Auto populate can extract metadata from the following file types:
- CSV
- JSON
- Avro
- ORC
- Parquet
- Delta Lake
You can opt to either manually review entities that are extracted or let the system automatically create the entities from the extracted metadata. When extracting metadata, entities that cause errors are captured in the log. You can view the log to see which entities encountered errors and take action to correct.
Manually reviewing entities allows you to accept or reject entities on an individual basis. You can view entities are already approved or rejected in the Reviewed Entities tab.
Extractors display their status to let you know what stage they are currently at and if user intervention is required.
Extractor Status | Description |
---|---|
Not Started | The extractor has not started. Start the extractor to begin. |
Running | Extractor is in progress |
Ready for review | The extractor has run and you have chosen manual approval. Extracted entities must be reviewed and either accepted or approved. |
Reviewing | The extractor has run and you have chosen manual approval. Some entities have been reviewed or approved by a user, but entities remain that require review. |
Completed | The extractor has run and entities have either been approved automatically or manually approved by a user |
You can view and use metadata extractors created by other users if you have the requisite permissions.
Create Metadata Extractor
You can create metadata extractors to automate extracting entities like schema and tables to your catalogs.

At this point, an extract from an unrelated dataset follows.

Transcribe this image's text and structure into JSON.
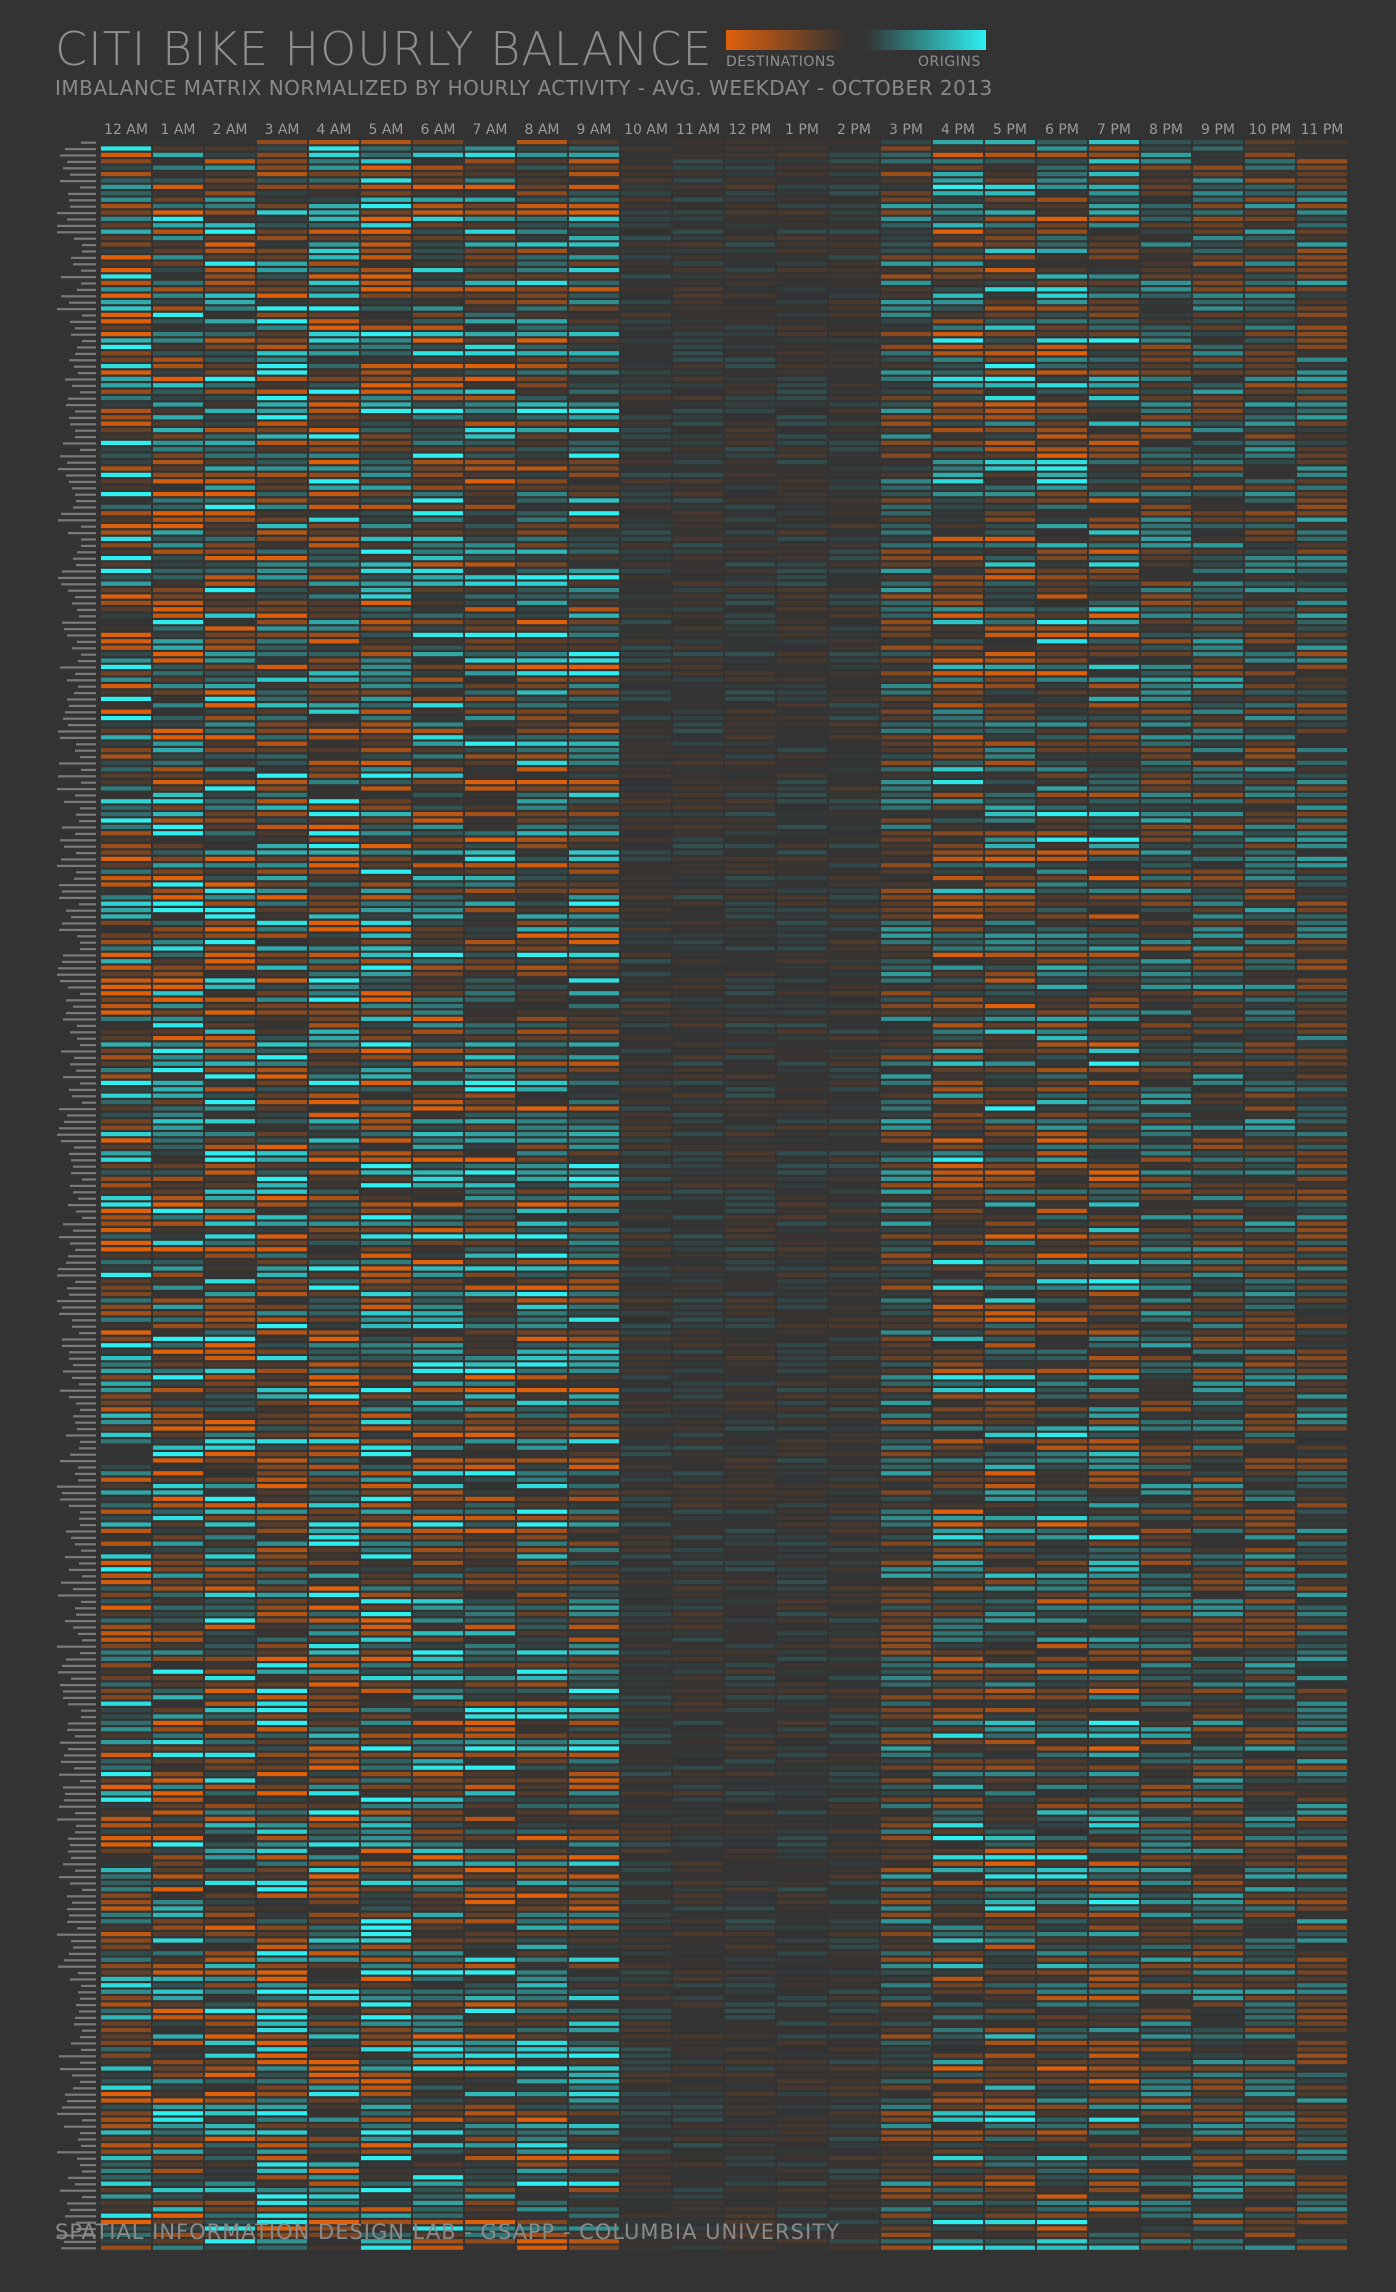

- On the Home page, click Auto populate catalog.
- Click
Create Metadata Extractor.
- Enter a name for the metadata extractor.
- Select the target catalog from the Catalog dropdown.

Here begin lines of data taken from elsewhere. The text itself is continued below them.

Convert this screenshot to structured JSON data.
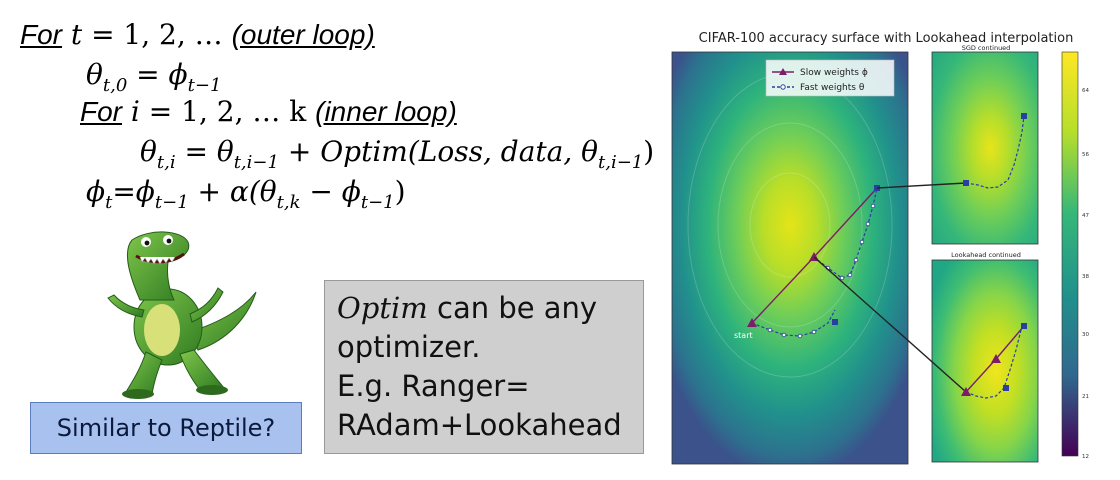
{
  "algorithm": {
    "outer_for": "For",
    "outer_var": "t",
    "outer_range": " = 1, 2, …",
    "outer_note": "(outer loop)",
    "init_lhs": "θ",
    "init_sub": "t,0",
    "init_eq": " = ϕ",
    "init_rhs_sub": "t−1",
    "inner_for": "For",
    "inner_var": "i",
    "inner_range": " = 1, 2, … k",
    "inner_note": "(inner loop)",
    "update_lhs": "θ",
    "update_lhs_sub": "t,i",
    "update_eq": " = θ",
    "update_prev_sub": "t,i−1",
    "update_plus": " + Optim(Loss, data, θ",
    "update_arg_sub": "t,i−1",
    "update_close": ")",
    "phi_lhs": "ϕ",
    "phi_lhs_sub": "t",
    "phi_eq": "=ϕ",
    "phi_prev_sub": "t−1",
    "phi_alpha": " + α(θ",
    "phi_theta_sub": "t,k",
    "phi_minus": " − ϕ",
    "phi_last_sub": "t−1",
    "phi_close": ")"
  },
  "reptile_box": {
    "text": "Similar to Reptile?"
  },
  "optim_box": {
    "line1_math": "Optim",
    "line1_text": " can be any",
    "line2": "optimizer.",
    "line3": "E.g. Ranger=",
    "line4": "RAdam+Lookahead"
  },
  "figure": {
    "title": "CIFAR-100 accuracy surface with Lookahead interpolation",
    "panel_top_title": "SGD continued",
    "panel_bottom_title": "Lookahead continued",
    "legend": [
      "Slow weights ϕ",
      "Fast weights θ"
    ],
    "start_label": "start",
    "colorbar_ticks": [
      "64",
      "56",
      "47",
      "38",
      "30",
      "21",
      "12"
    ],
    "colors": {
      "slow": "#7d1d6a",
      "fast": "#2a3fa0",
      "bridge": "#222222"
    }
  }
}
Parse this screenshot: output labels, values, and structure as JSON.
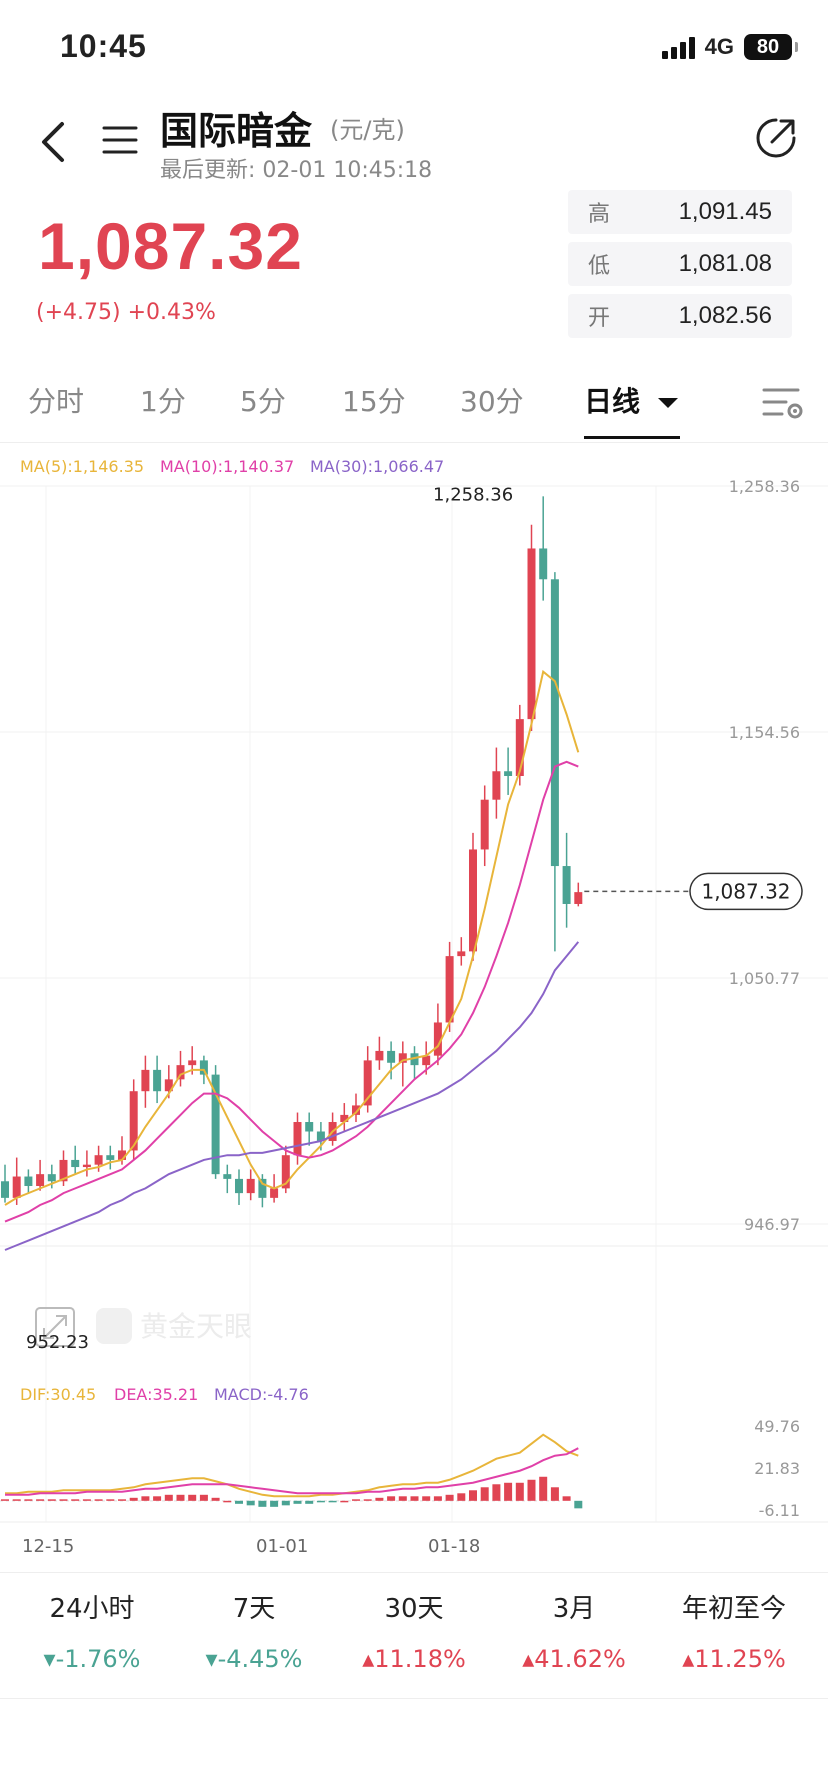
{
  "status_bar": {
    "time": "10:45",
    "network": "4G",
    "battery": "80"
  },
  "header": {
    "title": "国际暗金",
    "unit": "(元/克)",
    "updated": "最后更新: 02-01 10:45:18"
  },
  "quote": {
    "price": "1,087.32",
    "change": "(+4.75)  +0.43%",
    "high_label": "高",
    "high": "1,091.45",
    "low_label": "低",
    "low": "1,081.08",
    "open_label": "开",
    "open": "1,082.56"
  },
  "tabs": [
    {
      "label": "分时"
    },
    {
      "label": "1分"
    },
    {
      "label": "5分"
    },
    {
      "label": "15分"
    },
    {
      "label": "30分"
    },
    {
      "label": "日线"
    }
  ],
  "colors": {
    "up": "#e04452",
    "down": "#4aa393",
    "ma5": "#e8b53a",
    "ma10": "#e040a8",
    "ma30": "#8a64c8"
  },
  "chart_data": {
    "type": "candlestick",
    "ma_legend": {
      "ma5": "MA(5):1,146.35",
      "ma10": "MA(10):1,140.37",
      "ma30": "MA(30):1,066.47"
    },
    "y_ticks": [
      "1,258.36",
      "1,154.56",
      "1,050.77",
      "946.97"
    ],
    "y_range": [
      946.97,
      1258.36
    ],
    "max_label": "1,258.36",
    "min_label": "952.23",
    "current_label": "1,087.32",
    "x_labels": [
      "12-15",
      "01-01",
      "01-18"
    ],
    "candles": [
      [
        965,
        958,
        972,
        956
      ],
      [
        958,
        967,
        975,
        955
      ],
      [
        967,
        963,
        970,
        960
      ],
      [
        963,
        968,
        974,
        961
      ],
      [
        968,
        965,
        972,
        962
      ],
      [
        965,
        974,
        978,
        963
      ],
      [
        974,
        971,
        980,
        968
      ],
      [
        971,
        972,
        978,
        967
      ],
      [
        972,
        976,
        980,
        969
      ],
      [
        976,
        974,
        980,
        970
      ],
      [
        974,
        978,
        984,
        972
      ],
      [
        978,
        1003,
        1008,
        974
      ],
      [
        1003,
        1012,
        1018,
        996
      ],
      [
        1012,
        1003,
        1018,
        998
      ],
      [
        1003,
        1008,
        1014,
        1000
      ],
      [
        1008,
        1014,
        1020,
        1005
      ],
      [
        1014,
        1016,
        1022,
        1010
      ],
      [
        1016,
        1010,
        1018,
        1006
      ],
      [
        1010,
        968,
        1014,
        966
      ],
      [
        968,
        966,
        972,
        960
      ],
      [
        966,
        960,
        970,
        955
      ],
      [
        960,
        966,
        970,
        957
      ],
      [
        966,
        958,
        968,
        954
      ],
      [
        958,
        962,
        968,
        956
      ],
      [
        962,
        976,
        980,
        960
      ],
      [
        976,
        990,
        994,
        972
      ],
      [
        990,
        986,
        994,
        980
      ],
      [
        986,
        982,
        990,
        978
      ],
      [
        982,
        990,
        994,
        980
      ],
      [
        990,
        993,
        998,
        986
      ],
      [
        993,
        997,
        1002,
        990
      ],
      [
        997,
        1016,
        1022,
        994
      ],
      [
        1016,
        1020,
        1026,
        1012
      ],
      [
        1020,
        1015,
        1024,
        1008
      ],
      [
        1015,
        1019,
        1024,
        1005
      ],
      [
        1019,
        1014,
        1022,
        1008
      ],
      [
        1014,
        1018,
        1024,
        1010
      ],
      [
        1018,
        1032,
        1040,
        1014
      ],
      [
        1032,
        1060,
        1066,
        1028
      ],
      [
        1060,
        1062,
        1068,
        1056
      ],
      [
        1062,
        1105,
        1112,
        1058
      ],
      [
        1105,
        1126,
        1132,
        1098
      ],
      [
        1126,
        1138,
        1148,
        1118
      ],
      [
        1138,
        1136,
        1148,
        1128
      ],
      [
        1136,
        1160,
        1166,
        1132
      ],
      [
        1160,
        1232,
        1242,
        1155
      ],
      [
        1232,
        1219,
        1254,
        1210
      ],
      [
        1219,
        1098,
        1222,
        1062
      ],
      [
        1098,
        1082,
        1112,
        1072
      ],
      [
        1082,
        1087,
        1091,
        1081
      ]
    ],
    "ma5": [
      955,
      958,
      960,
      962,
      964,
      966,
      968,
      970,
      971,
      973,
      974,
      980,
      988,
      995,
      1002,
      1010,
      1012,
      1012,
      1002,
      992,
      982,
      972,
      964,
      962,
      964,
      970,
      975,
      980,
      986,
      990,
      994,
      1000,
      1006,
      1012,
      1016,
      1017,
      1018,
      1022,
      1032,
      1042,
      1060,
      1080,
      1102,
      1124,
      1138,
      1158,
      1180,
      1176,
      1162,
      1146
    ],
    "ma10": [
      948,
      950,
      952,
      955,
      957,
      960,
      962,
      964,
      966,
      968,
      970,
      974,
      978,
      983,
      988,
      993,
      998,
      1002,
      1002,
      1000,
      996,
      991,
      986,
      982,
      978,
      976,
      975,
      976,
      978,
      981,
      984,
      988,
      993,
      998,
      1003,
      1008,
      1012,
      1016,
      1021,
      1027,
      1036,
      1047,
      1060,
      1074,
      1090,
      1108,
      1126,
      1140,
      1142,
      1140
    ],
    "ma30": [
      936,
      938,
      940,
      942,
      944,
      946,
      948,
      950,
      952,
      955,
      957,
      960,
      962,
      965,
      968,
      970,
      972,
      974,
      975,
      976,
      976,
      977,
      977,
      978,
      979,
      980,
      981,
      982,
      984,
      986,
      988,
      990,
      992,
      994,
      996,
      998,
      1000,
      1002,
      1005,
      1008,
      1012,
      1016,
      1020,
      1025,
      1030,
      1036,
      1044,
      1054,
      1060,
      1066
    ],
    "macd": {
      "legend_dif": "DIF:30.45",
      "legend_dea": "DEA:35.21",
      "legend_macd": "MACD:-4.76",
      "y_ticks": [
        "49.76",
        "21.83",
        "-6.11"
      ],
      "y_range": [
        -6.11,
        49.76
      ],
      "dif": [
        5,
        5,
        6,
        6,
        6,
        7,
        7,
        7,
        7,
        7,
        8,
        9,
        11,
        12,
        13,
        14,
        15,
        15,
        13,
        11,
        8,
        6,
        4,
        3,
        3,
        3,
        3,
        4,
        4,
        5,
        6,
        7,
        9,
        10,
        11,
        11,
        12,
        12,
        14,
        17,
        20,
        24,
        28,
        30,
        32,
        38,
        44,
        39,
        33,
        30
      ],
      "dea": [
        4,
        4,
        4,
        5,
        5,
        5,
        5,
        6,
        6,
        6,
        6,
        7,
        8,
        8,
        9,
        10,
        11,
        11,
        11,
        11,
        10,
        9,
        8,
        7,
        6,
        5,
        5,
        5,
        5,
        5,
        5,
        6,
        6,
        7,
        8,
        8,
        9,
        9,
        10,
        11,
        12,
        14,
        16,
        18,
        20,
        23,
        27,
        30,
        31,
        35
      ],
      "hist": [
        1,
        1,
        1,
        1,
        1,
        1,
        1,
        1,
        1,
        1,
        1,
        2,
        3,
        3,
        4,
        4,
        4,
        4,
        2,
        0,
        -2,
        -3,
        -4,
        -4,
        -3,
        -2,
        -2,
        -1,
        -1,
        0,
        1,
        1,
        2,
        3,
        3,
        3,
        3,
        3,
        4,
        5,
        7,
        9,
        11,
        12,
        12,
        14,
        16,
        9,
        3,
        -5
      ]
    }
  },
  "stats": [
    {
      "label": "24小时",
      "value": "-1.76%",
      "dir": "down"
    },
    {
      "label": "7天",
      "value": "-4.45%",
      "dir": "down"
    },
    {
      "label": "30天",
      "value": "11.18%",
      "dir": "up"
    },
    {
      "label": "3月",
      "value": "41.62%",
      "dir": "up"
    },
    {
      "label": "年初至今",
      "value": "11.25%",
      "dir": "up"
    }
  ]
}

- Select the appropriate source type from Source Type dropdown.
- Next to Compute, click Browse and choose the cluster the extractor should use. Click Select.
- Next to Compartment, click Browse and choose the compartment to extract your metadata to. Click Select.
- Next to Bucket, click Browse and choose the bucket within the compartment to extract your metadata to. Click Select.
- Optional: Next to Folder, click Browse and choose the folder within the bucket to extract your metadata to. Click Select.
- Select whether entities are created with manual approval or automatically approved by the system.
- Optional: Select the schema where external tables are created. If no schema specified, the system creates tables in schema based on folder structure, or in the default schema if no schema is detected.
Manually Review Extracted Metadata Entities
When you choose the manual method of creating entities in a metadata extractor, you need to review the extracted entities and approve or reject adding them to your catalog.
- On the Home page, click Auto populate catalog.
- Click the name of the metadata extractor.
- Click the Entities awaiting review tab.
- For each entity, select Approve or Reject.
- Optional: Select Approval All or Reject All to set all entities under review to the selected status.
- Click Submit.
View Reviewed Entities
You can see entities that have been manually or automatically reviewed as part of metadata extraction and see log details, table details, or column schema for that entity.
- On the Home page, click Auto populate catalog.
- Click on the name of the metadata extractor.
- Click the Reviewed entities tab.
- Next to an entity, click
Actions.
- Click View table details to see the table details for the selected entity.
- Click View column schema to see the column schema for the selected entity.
- Click View logs to see the metadata extractor logs for the selected entity.